Problem
I’m learning regex for c++, and tried to make a simple function. It is very small but I’m satisfied, because this is the first time I managed to pass function as argument. This is a replace function. Please give me tips on how to improve:
std::string Replace(std::string text, std::regex reg, std::function<std::string(std::smatch)> func){
std::smatch matcher;
std::string result = "";
while (std::regex_search(text, matcher, reg))
{
result += matcher.prefix().str();
result += func(matcher);
text = matcher.suffix().str();
}
result += text;
return result;
}
Now here is a test, I pass a javascript like formatted string, with regex \$\{\s*([a-zA-Z0-9]*?)\s*\}
and I put my name and age into a variable.
int main(){
std::string name = "Ihsan";
std::string age = "13";
std::string text = "hello my name is ${name}, and im ${age} years old.";
std::regex pattern("\$\{\s*([a-zA-Z0-9]*?)\s*\}");
std::cout << Replace(text, pattern, [name, age](auto matcher) -> std::string{
std::string str1 = matcher.str(1);
if(str1 == "name"){
return name;
}
if(str1 == "age"){
return age;
}
});
}
Output is:
hello my name is Ihsan, and im 13 years old.
Solution
There are a lot easier ways to print your name and age, but I’ll assume you know that 🙂
When you pass non-POD arguments into functions it is usually more efficient to pass them as references, because it means you don’t create a copy of them. (POD => Plain Old Data: int
, char
, etc).
When you pass an argument by reference it can introduce confusion, is the argument being passed by reference, or is it going to be assigned a value within the function and used as an out variable?
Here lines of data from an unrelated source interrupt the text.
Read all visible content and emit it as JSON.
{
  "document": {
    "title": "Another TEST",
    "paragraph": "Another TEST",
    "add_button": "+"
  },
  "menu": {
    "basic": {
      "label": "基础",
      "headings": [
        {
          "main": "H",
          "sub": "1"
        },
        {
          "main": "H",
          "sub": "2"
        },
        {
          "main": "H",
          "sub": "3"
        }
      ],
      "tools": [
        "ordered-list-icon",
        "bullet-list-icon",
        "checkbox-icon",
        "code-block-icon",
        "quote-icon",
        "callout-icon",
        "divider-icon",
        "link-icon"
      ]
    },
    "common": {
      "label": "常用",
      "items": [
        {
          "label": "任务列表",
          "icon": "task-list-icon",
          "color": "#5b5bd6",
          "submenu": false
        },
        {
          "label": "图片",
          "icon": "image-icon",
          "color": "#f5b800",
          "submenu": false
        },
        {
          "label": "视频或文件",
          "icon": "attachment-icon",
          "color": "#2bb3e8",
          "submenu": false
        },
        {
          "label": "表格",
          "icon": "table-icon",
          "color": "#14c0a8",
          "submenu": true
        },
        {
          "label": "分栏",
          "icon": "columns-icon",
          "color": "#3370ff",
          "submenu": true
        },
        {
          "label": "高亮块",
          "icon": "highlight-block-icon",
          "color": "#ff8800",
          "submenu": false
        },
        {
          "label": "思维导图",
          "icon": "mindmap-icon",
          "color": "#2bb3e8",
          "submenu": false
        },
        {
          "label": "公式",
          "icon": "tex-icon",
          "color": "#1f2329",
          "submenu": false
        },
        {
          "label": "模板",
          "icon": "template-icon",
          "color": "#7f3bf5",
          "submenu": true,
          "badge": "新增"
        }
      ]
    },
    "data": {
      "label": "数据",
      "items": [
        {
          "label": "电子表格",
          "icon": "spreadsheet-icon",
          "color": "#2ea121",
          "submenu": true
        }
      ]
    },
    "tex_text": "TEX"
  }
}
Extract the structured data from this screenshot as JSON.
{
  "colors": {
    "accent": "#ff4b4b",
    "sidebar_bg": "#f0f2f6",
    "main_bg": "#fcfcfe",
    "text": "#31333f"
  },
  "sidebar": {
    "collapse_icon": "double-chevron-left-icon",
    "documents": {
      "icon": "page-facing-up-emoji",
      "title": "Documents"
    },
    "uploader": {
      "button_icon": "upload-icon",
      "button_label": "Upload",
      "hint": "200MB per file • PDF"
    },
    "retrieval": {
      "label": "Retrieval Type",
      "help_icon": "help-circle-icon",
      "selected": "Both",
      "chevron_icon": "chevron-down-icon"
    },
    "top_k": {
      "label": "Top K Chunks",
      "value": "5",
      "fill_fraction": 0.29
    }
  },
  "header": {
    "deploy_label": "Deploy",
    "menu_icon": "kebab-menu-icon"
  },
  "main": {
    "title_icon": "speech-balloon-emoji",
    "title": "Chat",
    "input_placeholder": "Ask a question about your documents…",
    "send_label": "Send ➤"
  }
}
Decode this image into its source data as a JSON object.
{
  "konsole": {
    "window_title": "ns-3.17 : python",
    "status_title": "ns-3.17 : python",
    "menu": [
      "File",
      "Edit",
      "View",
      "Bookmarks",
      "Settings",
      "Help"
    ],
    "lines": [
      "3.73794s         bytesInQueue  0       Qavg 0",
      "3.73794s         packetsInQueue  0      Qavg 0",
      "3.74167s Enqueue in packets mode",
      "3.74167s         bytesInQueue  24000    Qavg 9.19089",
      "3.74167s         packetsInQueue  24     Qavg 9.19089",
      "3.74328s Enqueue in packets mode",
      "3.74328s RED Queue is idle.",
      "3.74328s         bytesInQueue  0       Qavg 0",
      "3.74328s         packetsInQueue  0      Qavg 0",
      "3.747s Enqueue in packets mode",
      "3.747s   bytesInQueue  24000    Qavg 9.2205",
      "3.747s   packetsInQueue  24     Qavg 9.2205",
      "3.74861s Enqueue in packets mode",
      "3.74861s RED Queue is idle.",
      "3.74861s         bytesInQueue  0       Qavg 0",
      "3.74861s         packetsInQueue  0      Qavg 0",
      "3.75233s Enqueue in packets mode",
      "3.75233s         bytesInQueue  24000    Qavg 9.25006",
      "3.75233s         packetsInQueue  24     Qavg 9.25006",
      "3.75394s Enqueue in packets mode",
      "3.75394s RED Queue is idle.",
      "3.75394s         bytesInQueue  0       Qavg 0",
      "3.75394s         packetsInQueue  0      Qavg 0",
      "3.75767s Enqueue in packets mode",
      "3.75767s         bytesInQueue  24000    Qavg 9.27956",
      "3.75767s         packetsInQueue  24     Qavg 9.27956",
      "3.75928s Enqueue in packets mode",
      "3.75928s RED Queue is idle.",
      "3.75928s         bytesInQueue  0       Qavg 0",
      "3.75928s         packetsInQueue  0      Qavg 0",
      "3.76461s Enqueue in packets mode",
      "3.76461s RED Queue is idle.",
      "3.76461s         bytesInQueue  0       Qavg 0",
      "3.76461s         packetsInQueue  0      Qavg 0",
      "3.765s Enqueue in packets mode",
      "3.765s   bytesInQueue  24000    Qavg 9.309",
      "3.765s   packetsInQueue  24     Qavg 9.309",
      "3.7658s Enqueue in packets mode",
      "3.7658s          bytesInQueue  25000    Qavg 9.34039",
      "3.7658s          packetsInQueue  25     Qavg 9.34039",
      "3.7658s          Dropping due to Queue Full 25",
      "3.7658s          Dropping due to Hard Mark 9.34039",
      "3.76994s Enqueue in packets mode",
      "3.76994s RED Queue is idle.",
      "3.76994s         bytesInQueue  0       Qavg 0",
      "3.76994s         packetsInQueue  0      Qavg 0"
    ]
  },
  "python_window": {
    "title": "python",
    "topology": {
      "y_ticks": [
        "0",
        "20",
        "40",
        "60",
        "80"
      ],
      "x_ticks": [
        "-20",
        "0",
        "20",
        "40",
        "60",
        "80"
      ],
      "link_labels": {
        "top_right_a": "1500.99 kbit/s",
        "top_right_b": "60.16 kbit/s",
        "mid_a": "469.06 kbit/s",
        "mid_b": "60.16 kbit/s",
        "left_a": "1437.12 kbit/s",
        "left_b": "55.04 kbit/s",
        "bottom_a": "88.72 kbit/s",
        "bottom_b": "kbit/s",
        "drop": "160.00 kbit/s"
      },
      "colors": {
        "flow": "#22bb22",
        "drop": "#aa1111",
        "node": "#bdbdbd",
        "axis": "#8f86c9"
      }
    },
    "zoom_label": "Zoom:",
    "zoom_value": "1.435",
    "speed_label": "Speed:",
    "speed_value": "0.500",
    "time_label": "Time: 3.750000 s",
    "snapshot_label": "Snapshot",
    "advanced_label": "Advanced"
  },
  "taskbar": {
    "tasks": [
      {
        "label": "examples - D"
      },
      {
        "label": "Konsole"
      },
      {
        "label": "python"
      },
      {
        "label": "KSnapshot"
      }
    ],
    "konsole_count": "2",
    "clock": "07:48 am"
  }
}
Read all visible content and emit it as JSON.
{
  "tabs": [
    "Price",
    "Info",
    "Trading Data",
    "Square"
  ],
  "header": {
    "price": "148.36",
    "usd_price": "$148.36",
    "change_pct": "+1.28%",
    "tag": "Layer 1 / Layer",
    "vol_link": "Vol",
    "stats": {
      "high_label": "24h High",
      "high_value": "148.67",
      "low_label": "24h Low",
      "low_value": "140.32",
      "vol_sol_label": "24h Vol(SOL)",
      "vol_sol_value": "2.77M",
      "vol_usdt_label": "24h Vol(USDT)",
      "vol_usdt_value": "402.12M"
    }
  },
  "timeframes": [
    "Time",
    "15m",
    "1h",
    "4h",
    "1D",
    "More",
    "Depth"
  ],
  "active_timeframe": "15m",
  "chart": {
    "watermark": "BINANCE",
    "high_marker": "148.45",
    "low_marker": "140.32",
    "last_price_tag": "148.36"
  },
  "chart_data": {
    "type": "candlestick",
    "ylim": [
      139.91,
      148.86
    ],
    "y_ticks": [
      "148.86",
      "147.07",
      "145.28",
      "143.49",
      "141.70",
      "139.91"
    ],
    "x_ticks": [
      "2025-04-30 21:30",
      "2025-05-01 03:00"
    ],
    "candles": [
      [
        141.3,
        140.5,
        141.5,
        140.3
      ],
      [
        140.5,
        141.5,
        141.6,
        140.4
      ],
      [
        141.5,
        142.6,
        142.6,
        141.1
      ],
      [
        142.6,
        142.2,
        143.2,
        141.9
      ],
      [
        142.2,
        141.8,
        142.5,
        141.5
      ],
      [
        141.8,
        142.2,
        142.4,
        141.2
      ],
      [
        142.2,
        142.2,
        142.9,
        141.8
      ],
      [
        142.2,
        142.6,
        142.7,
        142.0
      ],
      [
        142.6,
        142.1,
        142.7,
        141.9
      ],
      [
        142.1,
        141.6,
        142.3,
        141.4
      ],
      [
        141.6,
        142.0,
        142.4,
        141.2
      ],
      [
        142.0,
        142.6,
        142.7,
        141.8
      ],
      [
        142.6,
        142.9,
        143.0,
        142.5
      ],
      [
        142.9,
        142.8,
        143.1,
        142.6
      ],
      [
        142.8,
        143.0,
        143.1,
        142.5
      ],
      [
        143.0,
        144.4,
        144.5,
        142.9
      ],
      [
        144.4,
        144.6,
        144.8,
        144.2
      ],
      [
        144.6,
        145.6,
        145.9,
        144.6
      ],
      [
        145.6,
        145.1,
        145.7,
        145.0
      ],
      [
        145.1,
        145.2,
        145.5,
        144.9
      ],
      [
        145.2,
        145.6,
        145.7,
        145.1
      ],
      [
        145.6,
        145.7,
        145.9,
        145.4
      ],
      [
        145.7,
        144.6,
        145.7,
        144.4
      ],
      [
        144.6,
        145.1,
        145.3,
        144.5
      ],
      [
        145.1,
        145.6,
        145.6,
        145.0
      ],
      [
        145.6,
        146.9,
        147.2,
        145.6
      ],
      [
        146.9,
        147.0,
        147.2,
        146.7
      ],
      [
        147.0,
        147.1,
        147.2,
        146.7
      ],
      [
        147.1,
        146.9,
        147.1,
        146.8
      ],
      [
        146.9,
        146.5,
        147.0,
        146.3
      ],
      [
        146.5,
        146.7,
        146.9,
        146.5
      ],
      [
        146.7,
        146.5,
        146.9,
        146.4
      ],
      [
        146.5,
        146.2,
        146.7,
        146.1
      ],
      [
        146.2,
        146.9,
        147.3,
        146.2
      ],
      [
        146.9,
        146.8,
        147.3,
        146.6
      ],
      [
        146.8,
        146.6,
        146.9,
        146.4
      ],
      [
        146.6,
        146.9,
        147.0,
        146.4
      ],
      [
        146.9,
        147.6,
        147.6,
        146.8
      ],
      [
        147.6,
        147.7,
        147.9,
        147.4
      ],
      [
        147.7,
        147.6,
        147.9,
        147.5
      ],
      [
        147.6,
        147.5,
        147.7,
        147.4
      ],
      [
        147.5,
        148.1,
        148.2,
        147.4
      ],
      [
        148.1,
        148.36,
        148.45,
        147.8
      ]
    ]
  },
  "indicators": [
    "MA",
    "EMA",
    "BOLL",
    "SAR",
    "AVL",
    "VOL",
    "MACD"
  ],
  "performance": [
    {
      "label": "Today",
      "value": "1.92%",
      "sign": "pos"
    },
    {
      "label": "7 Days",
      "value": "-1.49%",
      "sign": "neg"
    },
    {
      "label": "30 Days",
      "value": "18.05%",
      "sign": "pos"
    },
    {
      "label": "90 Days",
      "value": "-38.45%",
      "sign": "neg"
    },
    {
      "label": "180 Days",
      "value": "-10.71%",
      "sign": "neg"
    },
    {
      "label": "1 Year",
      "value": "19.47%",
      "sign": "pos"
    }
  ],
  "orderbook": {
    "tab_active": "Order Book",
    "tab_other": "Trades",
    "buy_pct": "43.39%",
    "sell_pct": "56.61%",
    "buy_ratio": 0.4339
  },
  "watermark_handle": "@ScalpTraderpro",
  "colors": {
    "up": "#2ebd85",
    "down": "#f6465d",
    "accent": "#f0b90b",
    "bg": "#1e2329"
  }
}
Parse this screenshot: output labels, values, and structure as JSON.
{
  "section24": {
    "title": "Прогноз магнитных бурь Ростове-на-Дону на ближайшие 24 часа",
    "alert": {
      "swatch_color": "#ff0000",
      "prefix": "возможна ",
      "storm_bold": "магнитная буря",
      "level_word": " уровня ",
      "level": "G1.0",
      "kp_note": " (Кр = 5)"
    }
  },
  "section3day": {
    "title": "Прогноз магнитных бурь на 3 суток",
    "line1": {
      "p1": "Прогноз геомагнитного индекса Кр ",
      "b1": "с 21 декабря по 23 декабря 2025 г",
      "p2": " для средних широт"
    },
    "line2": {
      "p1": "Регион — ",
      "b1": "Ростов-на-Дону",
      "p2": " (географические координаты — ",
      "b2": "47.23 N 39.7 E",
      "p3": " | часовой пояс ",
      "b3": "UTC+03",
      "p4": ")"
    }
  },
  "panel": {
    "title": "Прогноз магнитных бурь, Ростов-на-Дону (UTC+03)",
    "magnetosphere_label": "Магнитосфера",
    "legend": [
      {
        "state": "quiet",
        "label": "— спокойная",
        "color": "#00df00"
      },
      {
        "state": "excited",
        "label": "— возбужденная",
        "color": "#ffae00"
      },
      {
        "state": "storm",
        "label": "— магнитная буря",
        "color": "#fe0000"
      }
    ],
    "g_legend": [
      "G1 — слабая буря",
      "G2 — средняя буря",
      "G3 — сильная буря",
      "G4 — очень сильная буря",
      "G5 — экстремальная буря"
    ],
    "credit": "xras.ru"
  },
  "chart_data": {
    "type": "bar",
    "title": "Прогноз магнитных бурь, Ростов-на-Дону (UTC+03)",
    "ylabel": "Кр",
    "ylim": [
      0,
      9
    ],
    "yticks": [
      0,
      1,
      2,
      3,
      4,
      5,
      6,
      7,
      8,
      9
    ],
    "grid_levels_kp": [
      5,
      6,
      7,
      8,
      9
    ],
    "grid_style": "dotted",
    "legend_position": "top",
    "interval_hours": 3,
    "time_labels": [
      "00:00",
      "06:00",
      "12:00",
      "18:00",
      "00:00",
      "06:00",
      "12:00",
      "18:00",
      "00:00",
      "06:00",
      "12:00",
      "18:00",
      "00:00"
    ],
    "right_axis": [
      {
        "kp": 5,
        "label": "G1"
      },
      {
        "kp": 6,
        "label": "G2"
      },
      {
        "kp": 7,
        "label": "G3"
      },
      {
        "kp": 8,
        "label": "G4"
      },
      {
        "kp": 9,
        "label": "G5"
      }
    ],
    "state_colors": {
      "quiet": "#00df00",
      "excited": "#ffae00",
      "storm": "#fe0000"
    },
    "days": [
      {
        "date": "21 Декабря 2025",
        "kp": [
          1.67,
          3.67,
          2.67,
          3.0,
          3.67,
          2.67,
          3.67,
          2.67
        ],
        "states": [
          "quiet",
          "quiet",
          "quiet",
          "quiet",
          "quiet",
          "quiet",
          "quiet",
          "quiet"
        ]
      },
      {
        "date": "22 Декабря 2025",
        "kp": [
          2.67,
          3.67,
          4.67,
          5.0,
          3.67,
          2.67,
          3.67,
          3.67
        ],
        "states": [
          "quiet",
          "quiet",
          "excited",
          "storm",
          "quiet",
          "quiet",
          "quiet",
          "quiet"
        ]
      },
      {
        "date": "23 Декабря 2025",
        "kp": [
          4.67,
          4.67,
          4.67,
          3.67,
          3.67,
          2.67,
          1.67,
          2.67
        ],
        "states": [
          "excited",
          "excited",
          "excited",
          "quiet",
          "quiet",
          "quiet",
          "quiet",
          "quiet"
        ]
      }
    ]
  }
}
So it helps readers understand the code if you make you references const.
Of course adding comments to your code makes a big difference. You know what it is doing and WHY now, but give it 6 months time and you will think an alien wrote it.
You should always have a think about using literal values, i.e. name and age. OK in this case its not too much of an issue, but what about wrapping them up in a map with the replacement values? It would make your code shorter and more extendable?
std::string Replace(std::string text,
Why are you passing text
by value ? Best practice now is to pass via string_view
instead.
std::function<std::string(std::smatch)> func)
Passing a std::function
is less efficient than making it a template like all the algorithms and various places in the standard library. If this is just a toy example for the purpose of getting familiar with std::function
, then fine. But if you are looking for the best way to customize an algorithm with caller-supplied code, use a template and pass it as a type rather than a pointer (your example call of using a lambda is good).
std::string result = "";
As with your previous line, you don’t need to initialize string
to produce an empty string. That’s what the default constructor does. If you do need to name an empty string, use { }
not ""
. The latter invokes the general const char*
constructor which goes to a lot of work to figure out it’s actually empty!
OK, I see you are re-writing text
for each match in the string, and that’s why you passed it by value. But passing a string by value is a red flag for code reviews so it will bother readers even if you did have a reason for it.
It is inefficient to keep rewriting text
with the tail end of the string, each time through the loop. If you used a string_view
you could efficiently trim the prefix instead.
I’m not familiar with the regex
class, but I know that the PCRE it was modeled on can find all matches in a string without having to do that. Doesn’t this class let you find all matches via an iterator or something?